J. H. Randall & J. Buchler; Philosophy: An Introduction; 1957; p117

The long belief in the universal validity of the principle of the excluded third in mathematics is considered by intuitionism as a phenomenon of civilization of the same kind  as the old-time belief  in the rationality of π

L. E. J. Brouwer; (1881-1966); Consciousness, Philosophy, and Mathematics; 1940

Usually [read: Always], inductive conclusions cannot be called universally true … because they are generalizations, and exceptions are always possible. Rather than being true or false, they are more or less probable. They involve degrees of probability.

Norman L. Geisler & Ronald M. Brooks; Come Let Us Reason; 2005; p134


… there are many non-classical logics in which
excluded middle is abandoned as a general principle …

Hartry Field; (1946-) Indeterminacy, Degree of Belief, and Excluded Middle; Noûs; 2000; v34; n1; p12

… we may have a consistent deductive system in which there is neither truth nor falsity.

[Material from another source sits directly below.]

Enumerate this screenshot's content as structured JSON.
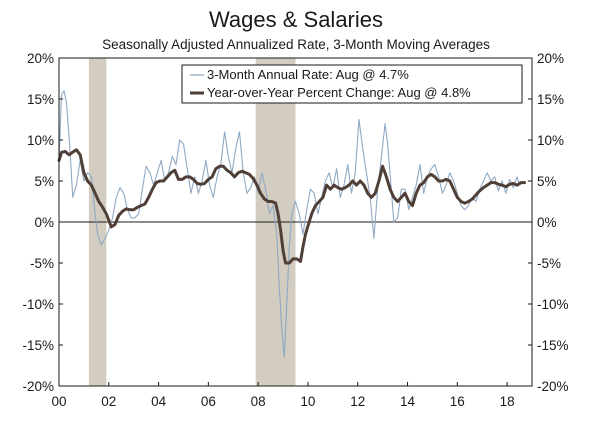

J. H. Randall & J. Buchler; Philosophy: An Introduction; 1957; p136

According to the law of Excluded Middle, every meaningful statement is true or false. According to Frege’s Basic Law Five, the statement “The Monster is a Russell set” is meaningful. It must be true or false. However, Russell discovered, it can’t be true, and it can’t be false!

R. Hersh; (1927-); What is Mathematics, Really?; 1997; p310

… if mathematics is merely the formal manipulation of symbols, truth and falsity in the ordinary sense have nothing to [do] with it.

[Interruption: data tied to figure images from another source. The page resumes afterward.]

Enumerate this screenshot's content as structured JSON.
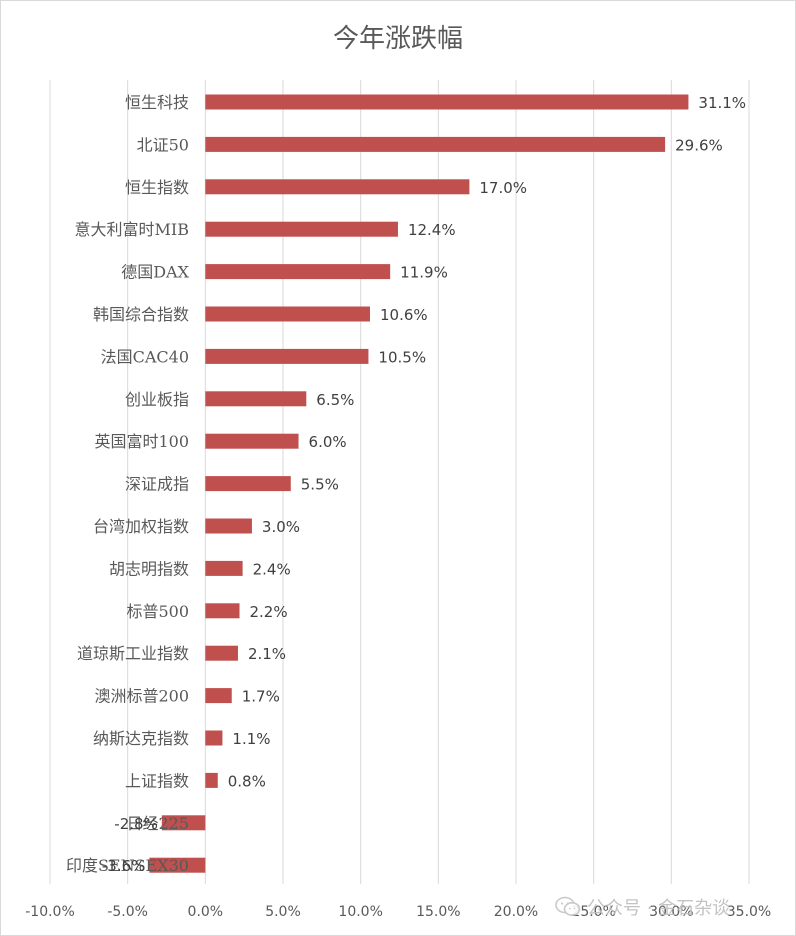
{
  "chart_data": {
    "type": "bar",
    "orientation": "horizontal",
    "title": "今年涨跌幅",
    "categories": [
      "恒生科技",
      "北证50",
      "恒生指数",
      "意大利富时MIB",
      "德国DAX",
      "韩国综合指数",
      "法国CAC40",
      "创业板指",
      "英国富时100",
      "深证成指",
      "台湾加权指数",
      "胡志明指数",
      "标普500",
      "道琼斯工业指数",
      "澳洲标普200",
      "纳斯达克指数",
      "上证指数",
      "日经225",
      "印度SENSEX30"
    ],
    "values": [
      31.1,
      29.6,
      17.0,
      12.4,
      11.9,
      10.6,
      10.5,
      6.5,
      6.0,
      5.5,
      3.0,
      2.4,
      2.2,
      2.1,
      1.7,
      1.1,
      0.8,
      -2.8,
      -3.6
    ],
    "data_labels": [
      "31.1%",
      "29.6%",
      "17.0%",
      "12.4%",
      "11.9%",
      "10.6%",
      "10.5%",
      "6.5%",
      "6.0%",
      "5.5%",
      "3.0%",
      "2.4%",
      "2.2%",
      "2.1%",
      "1.7%",
      "1.1%",
      "0.8%",
      "-2.8%",
      "-3.6%"
    ],
    "x_ticks": [
      "-10.0%",
      "-5.0%",
      "0.0%",
      "5.0%",
      "10.0%",
      "15.0%",
      "20.0%",
      "25.0%",
      "30.0%",
      "35.0%"
    ],
    "xlim": [
      -10,
      35
    ],
    "grid": "vertical",
    "legend": "none",
    "bar_color": "#C0504D"
  },
  "watermark": {
    "text": "公众号 · 金石杂谈",
    "icon": "wechat-icon"
  },
  "colors": {
    "grid": "#d9d9d9",
    "text": "#595959",
    "label": "#404040"
  }
}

Bryan Bunch; Mathematical Fallacies and Paradoxes; 1982; p159

We will say that the propositions of arithmetic are neither true nor false, but only compatible or non-compatible with certain conventions.

Friedrich Waismann; (1896-1959); Introduction to Mathematical Thinking; 2003; p120



Arithmetic is not bivalent.

Charles Sayward; (1937-); Four Views of Arithmetical Truth; Philosophical Qrtly.; v40; n159; 1990; p157

 

The axioms and theorems of these geometries are neither empirical nor a priori truths. They are neither true nor false any more than the use of polar coordinates rather than rectangular is true or false. Poincaré called them conventions.

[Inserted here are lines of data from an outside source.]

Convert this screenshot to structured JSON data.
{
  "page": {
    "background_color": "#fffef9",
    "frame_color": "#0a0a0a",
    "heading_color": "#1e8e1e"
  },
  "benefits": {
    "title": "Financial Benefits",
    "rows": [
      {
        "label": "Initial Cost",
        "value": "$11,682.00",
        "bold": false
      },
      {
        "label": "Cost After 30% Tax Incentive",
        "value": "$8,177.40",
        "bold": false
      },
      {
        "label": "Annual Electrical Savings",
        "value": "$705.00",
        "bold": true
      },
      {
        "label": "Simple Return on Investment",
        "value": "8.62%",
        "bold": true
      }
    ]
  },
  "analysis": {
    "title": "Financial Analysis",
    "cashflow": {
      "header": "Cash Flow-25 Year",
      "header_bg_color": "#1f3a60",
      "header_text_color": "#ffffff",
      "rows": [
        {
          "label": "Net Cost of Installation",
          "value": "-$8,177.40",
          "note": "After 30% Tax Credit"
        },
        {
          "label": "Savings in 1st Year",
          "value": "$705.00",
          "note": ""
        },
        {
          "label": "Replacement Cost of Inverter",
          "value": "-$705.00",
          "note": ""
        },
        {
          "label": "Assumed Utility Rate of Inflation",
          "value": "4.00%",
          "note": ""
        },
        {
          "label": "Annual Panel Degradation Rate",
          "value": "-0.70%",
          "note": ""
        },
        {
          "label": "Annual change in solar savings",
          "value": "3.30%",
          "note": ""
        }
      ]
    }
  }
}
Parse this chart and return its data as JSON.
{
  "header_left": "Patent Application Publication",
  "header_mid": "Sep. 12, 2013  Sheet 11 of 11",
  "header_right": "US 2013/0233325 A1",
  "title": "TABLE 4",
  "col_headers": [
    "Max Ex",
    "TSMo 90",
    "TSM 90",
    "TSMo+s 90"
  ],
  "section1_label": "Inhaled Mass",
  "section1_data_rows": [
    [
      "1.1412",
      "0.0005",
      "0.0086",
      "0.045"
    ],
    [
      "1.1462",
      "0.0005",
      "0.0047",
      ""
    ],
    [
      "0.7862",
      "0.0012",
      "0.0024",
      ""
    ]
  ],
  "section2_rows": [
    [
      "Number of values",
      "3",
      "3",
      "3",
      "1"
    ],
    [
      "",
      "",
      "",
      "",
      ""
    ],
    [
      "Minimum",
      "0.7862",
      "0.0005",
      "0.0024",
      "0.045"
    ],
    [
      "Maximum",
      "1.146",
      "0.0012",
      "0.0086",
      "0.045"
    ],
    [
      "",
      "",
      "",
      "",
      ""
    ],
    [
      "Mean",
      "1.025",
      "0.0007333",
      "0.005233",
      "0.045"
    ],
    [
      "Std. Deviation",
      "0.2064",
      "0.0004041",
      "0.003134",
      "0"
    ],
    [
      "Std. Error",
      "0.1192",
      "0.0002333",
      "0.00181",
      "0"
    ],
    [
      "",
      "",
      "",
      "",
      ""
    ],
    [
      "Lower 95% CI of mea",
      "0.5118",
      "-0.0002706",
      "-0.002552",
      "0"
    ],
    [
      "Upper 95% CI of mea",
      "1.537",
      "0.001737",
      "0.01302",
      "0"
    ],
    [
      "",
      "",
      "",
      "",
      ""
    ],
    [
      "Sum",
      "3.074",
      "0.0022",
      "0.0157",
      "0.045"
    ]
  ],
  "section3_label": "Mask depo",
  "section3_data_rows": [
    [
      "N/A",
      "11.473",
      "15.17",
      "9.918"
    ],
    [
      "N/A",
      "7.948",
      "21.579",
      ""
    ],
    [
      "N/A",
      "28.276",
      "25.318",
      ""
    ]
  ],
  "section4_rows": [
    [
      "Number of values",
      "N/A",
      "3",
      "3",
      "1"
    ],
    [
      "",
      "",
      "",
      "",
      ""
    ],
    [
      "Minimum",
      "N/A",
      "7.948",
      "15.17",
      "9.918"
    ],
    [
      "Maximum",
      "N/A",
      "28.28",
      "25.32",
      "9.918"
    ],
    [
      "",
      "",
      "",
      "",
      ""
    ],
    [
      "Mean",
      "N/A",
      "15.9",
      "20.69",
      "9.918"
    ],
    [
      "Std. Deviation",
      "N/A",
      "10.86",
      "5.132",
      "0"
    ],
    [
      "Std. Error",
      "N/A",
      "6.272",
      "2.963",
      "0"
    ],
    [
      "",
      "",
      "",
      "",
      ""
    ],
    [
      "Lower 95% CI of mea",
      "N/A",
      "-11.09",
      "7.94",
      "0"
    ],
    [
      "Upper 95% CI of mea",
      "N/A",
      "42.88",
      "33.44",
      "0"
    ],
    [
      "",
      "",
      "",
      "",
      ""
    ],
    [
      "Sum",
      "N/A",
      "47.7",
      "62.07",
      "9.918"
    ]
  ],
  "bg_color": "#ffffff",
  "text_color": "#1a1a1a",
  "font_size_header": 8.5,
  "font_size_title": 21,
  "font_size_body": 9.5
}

M. Kline; Mathematics: The Loss of Certainty; 1980; p343

In the classical two-valued logic, the truth value of a complex statement is determined by the truth-values of its constituents; but this is inessential to the realist position. … This would involve the use of three-valued truth-tables … in this sense we could then say that a statement might be neither true nor false. This kind of rejection of the law of excluded middle does not reflect any divergence from realism.

Michael Dummett; (1925-2011); Truth and Other Enigmas; 1978; p155-156

1. the number of Xs is > the number of Ys.
2. the number of Ys is > the number of Zs.
        therefore
3. the number of Xs is > the number of Zs.
Here the statements are
neither true nor false.
It is in these forms of statements that the mathematician is interested, and not in what the statements are about, i.e. not in their subject-matter.

J. H. Randall Jr.; Philosophy: An Introduction; 1957; p62

Strictly speaking, mathematical propositions are neither true nor false; they are merely implied by the axioms which we assume.  If we accept these premises and employ legitimate logical arguments, we obtain legitimate propositions. The postulates are not characterized by being true or false; we simply agree to abide by them.

E. Kasner & J. Newman; Mathematics and the Imagination; 1940; p219

Might it not be possible to devise a system in which there is a third label in addition to the two labels “true” and “false”?
perfectly good workable logics or deductive systems were created in which a proposition can have either the value “true” or “not-true,” or any one of any given number of values different from these.
…  the “laws of thought” to which habit has accustomed us for 2300 years are no more “necessary” for a consistent description and correlation of our experiences than was Euclidean geometry.